Macho Man opens with the 12 dancers in buttoned up white shirts and black pants, moving in rigid grids with military precision. But order soon starts to fall apart, as the men tear off their shirts, and roughly strip the women down to flesh-colored briefs and bras. They treat the women like people-sized rag dolls, gripping their arms, pushing and flinging them, standing over their prone bodies to roll them back and forth. In between they stride, stomping, raging and posturing.

That physical and emotional dynamic mostly continues in what follows. The men are dominating, contemptuous, angry, violent. Solo women sometimes break out in desperate action, leaping, thrashing, but they’re always sucked back into the passive-violent dynamic. In some sections the women robotically execute seductive dances: slinking mechanically through a glimmering chain curtain, slumping in towering heels, hips pumping wearily. They don flimsy red dresses to straddle the men, who lean back, arrogant and expectant, in rolling chairs, slinging the women across their legs in a dark caricature of a lap dance. The dancers are magnificent; utterly committed and fiercely expressive.

The music is mostly Mexican electro-pop by the likes of Nortec Collective, a stripped down, pulsing, bass and brass heavy soundtrack which powers the relentless atmosphere, the beat-driven muscularity, the sense that men and women alike are driven by cultural forces beyond their control. Intermittent traditional Mexican pop, with its extravagant sentimentality, is an ironic counterpoint to the cruelty onstage. The stark, dramatic lighting by Gabriel Torres Vargas reinforces the bleakness; the sleek, body-emphatic costumes are by Luciana Corres.

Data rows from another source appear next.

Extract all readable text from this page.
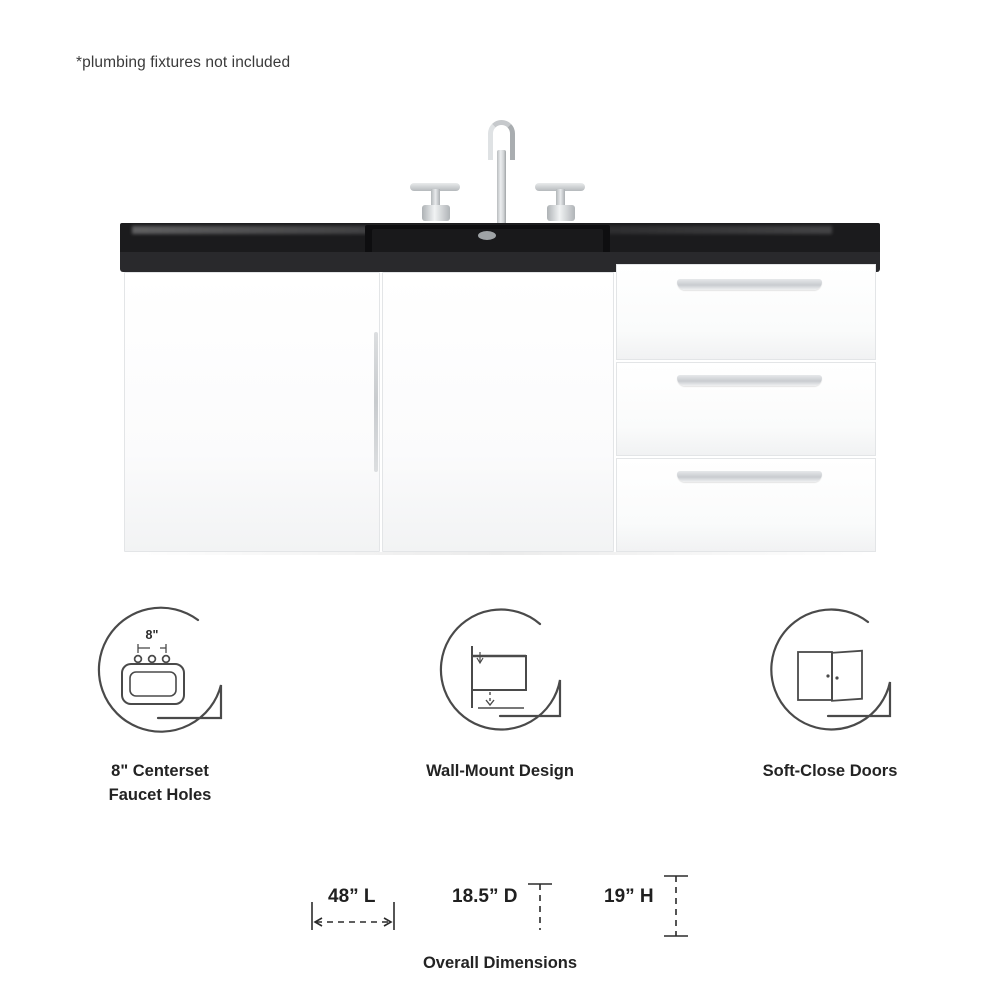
*plumbing fixtures not included
8"
8" Centerset
Faucet Holes
Wall-Mount Design	Soft-Close Doors
48” L	18.5” D	19” H
Overall Dimensions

Macho Man gets darker as it progresses. Late in the piece the men again take the women to the floor, then cover them with a giant black cloth, as if to bury them – it seems like a reference to the thousands of women who’ve been violently sexually assaulted and murdered in Juarez, and across Mexico. The women emerge through holes in the fabric, swirling giant blood red skirts as if in a traditional folk dance, like desperate, vengeful ghosts – but even here, the men grasp their waists, rough partners.
At the end, a lone woman runs onstage, leading the other women in yearning, agonized movement, reaching and contracting in on themselves, to Chavela Vargas singing La Llorona (The Weeping Woman), the aching, universal ode to the pain of Mexican women. Onstage they are, finally, without their men. But they are a long way from being free of them.